In 2016, just before the negotiation of a new collective agreement, the City notified the union that it would be discontinuing its practice of allowing part-time employees to remain in the full-time bargaining unit if there was no reasonable expectation they would return to full-time work. Employees in this category were given a two-year grace period during which they remained in the full-time unit, before being transferred to the part-time unit. The part-time unit benefit coverage was less, requiring the respondent to pay a pro-rated portion of his extended health and dental care. His vacation days, sick days and pensionable service were also pro-rated.
After examining the circumstances, the arbitrator noted that the transfer of the grievor to the part-time unit was an administrative act within the scope of the City’s management rights. Further, the arbitrator found the City had met its duty of accommodation in allowing the respondent to reduce his hours to part-time. However, the arbitrator did find that the City was not permitted to alter the existing accommodation without demonstrating either a change in circumstances or a significant hardship.
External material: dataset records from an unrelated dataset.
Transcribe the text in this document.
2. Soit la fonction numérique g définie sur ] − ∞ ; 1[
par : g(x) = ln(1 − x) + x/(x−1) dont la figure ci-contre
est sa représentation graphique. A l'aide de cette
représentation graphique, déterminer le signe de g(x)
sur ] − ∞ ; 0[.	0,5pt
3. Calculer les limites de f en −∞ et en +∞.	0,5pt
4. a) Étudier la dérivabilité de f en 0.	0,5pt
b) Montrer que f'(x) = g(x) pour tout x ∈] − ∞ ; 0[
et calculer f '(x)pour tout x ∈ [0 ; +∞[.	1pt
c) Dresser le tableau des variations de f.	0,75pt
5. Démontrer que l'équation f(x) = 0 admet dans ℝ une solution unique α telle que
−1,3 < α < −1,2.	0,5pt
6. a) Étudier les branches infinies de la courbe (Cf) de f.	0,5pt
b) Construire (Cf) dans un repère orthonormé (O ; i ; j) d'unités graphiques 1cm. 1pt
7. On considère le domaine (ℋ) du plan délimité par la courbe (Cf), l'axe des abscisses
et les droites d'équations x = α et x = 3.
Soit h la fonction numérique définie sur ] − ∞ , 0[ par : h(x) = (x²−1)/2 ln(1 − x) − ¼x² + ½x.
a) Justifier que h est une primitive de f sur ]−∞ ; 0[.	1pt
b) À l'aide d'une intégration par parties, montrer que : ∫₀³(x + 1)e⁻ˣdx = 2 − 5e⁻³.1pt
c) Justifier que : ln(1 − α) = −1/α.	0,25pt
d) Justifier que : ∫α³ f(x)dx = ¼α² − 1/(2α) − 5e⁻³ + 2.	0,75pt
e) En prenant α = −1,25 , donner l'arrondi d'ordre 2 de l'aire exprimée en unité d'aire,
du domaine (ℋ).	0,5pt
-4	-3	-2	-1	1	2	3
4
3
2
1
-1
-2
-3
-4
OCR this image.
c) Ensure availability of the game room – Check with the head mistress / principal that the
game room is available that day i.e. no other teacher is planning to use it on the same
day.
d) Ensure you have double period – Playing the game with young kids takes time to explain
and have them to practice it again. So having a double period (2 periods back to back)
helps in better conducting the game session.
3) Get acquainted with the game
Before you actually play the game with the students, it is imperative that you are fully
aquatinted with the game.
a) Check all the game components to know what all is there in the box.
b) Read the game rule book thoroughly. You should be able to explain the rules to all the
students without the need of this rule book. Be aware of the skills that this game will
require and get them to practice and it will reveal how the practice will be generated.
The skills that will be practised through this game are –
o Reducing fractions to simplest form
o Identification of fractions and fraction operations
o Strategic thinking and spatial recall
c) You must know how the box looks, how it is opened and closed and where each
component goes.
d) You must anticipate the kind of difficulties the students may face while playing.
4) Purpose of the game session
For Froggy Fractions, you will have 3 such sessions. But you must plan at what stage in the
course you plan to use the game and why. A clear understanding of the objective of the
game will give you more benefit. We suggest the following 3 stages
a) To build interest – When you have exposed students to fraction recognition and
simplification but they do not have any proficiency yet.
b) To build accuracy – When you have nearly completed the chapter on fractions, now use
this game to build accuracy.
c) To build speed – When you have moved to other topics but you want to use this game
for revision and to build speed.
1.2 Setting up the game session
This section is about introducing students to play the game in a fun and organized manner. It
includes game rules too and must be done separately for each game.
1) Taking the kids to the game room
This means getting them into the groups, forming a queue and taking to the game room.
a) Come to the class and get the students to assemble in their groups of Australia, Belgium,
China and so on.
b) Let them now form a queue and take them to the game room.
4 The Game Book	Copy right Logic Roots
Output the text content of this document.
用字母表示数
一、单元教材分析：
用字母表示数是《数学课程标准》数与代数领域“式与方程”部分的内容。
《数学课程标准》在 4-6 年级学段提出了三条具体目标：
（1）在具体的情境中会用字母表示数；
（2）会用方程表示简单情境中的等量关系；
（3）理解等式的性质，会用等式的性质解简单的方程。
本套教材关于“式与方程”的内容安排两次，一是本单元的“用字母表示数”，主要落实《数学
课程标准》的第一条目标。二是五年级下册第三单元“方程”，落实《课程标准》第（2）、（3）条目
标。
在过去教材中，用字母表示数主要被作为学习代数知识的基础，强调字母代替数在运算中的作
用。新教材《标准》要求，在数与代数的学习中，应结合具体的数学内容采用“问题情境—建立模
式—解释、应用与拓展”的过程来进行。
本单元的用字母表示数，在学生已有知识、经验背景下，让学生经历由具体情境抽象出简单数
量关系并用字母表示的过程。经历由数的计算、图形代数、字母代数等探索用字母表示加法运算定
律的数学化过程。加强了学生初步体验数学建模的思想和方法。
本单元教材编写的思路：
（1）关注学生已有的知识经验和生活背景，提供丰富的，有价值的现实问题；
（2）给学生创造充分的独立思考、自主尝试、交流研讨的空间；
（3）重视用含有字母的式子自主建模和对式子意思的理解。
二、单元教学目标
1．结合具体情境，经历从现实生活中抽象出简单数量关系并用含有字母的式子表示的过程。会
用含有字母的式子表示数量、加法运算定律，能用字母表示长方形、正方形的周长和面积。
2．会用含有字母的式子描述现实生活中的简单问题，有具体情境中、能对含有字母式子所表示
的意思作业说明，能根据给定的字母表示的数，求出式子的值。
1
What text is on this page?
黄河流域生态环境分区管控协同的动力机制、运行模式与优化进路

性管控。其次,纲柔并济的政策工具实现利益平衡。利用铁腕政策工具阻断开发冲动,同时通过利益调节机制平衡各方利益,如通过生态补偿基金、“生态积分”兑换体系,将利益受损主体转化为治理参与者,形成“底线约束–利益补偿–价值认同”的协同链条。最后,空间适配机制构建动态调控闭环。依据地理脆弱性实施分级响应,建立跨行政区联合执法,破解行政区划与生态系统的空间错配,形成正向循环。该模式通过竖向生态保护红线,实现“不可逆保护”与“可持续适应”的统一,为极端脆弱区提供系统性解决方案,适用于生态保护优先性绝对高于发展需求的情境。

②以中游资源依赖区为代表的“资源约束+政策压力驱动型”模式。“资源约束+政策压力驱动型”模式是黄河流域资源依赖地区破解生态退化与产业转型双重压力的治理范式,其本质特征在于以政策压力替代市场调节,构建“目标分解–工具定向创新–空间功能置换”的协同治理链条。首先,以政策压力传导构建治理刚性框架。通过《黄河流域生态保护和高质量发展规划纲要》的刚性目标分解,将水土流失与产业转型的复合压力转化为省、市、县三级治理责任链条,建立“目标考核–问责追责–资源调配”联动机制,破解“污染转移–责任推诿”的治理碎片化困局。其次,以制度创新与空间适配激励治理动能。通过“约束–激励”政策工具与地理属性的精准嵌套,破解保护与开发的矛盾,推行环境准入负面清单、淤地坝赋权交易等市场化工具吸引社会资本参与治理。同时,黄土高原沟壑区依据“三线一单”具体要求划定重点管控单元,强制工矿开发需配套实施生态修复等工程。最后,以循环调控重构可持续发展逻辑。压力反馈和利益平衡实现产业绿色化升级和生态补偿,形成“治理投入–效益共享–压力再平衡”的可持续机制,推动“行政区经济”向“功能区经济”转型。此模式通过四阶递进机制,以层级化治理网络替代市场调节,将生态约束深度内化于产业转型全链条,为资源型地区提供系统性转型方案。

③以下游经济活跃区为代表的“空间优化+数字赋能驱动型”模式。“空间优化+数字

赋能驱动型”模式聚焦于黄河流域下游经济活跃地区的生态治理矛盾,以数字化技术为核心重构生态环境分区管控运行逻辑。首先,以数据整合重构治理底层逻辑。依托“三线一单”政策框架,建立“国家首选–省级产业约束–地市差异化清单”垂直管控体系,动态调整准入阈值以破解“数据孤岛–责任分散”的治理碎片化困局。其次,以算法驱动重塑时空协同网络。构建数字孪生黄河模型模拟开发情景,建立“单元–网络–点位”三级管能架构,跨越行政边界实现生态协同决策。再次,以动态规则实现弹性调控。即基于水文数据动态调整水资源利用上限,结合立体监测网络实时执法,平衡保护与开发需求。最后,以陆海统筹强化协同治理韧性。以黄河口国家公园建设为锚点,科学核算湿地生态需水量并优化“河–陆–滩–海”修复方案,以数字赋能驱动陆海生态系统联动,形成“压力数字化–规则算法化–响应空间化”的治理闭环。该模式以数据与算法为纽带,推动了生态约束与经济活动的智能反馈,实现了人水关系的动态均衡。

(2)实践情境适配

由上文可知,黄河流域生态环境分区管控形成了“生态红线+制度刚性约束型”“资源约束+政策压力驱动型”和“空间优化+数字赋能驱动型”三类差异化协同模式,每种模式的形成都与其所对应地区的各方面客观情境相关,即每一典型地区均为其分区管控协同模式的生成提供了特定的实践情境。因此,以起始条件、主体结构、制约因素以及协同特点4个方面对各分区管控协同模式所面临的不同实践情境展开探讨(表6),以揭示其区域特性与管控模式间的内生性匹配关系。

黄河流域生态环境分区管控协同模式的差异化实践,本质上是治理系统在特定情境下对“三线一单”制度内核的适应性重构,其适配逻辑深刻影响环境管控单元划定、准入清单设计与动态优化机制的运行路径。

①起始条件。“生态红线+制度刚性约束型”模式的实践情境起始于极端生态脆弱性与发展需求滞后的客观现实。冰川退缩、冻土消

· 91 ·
The City had not established either, so the arbitrator found that the change was a violation of s. 17 of the Ontario Human Rights Code (the “Code”)
The Court found that the arbitrator’s decision had been unreasonable. The Court held that the change to the part-time bargaining unit was due to the hours that the employee was able to work, and not to his disability, and therefore the change was not in violation of the Code. This is positive news for employers, in both the labour and employment sector. Employees must be able to contribute the work necessary in order to accumulate the associated benefits. however, as always when navigating employee rights and accommodations, it is advised that employers seek legal advice before making changes to existing accommodations to ensure that they are not overstepping.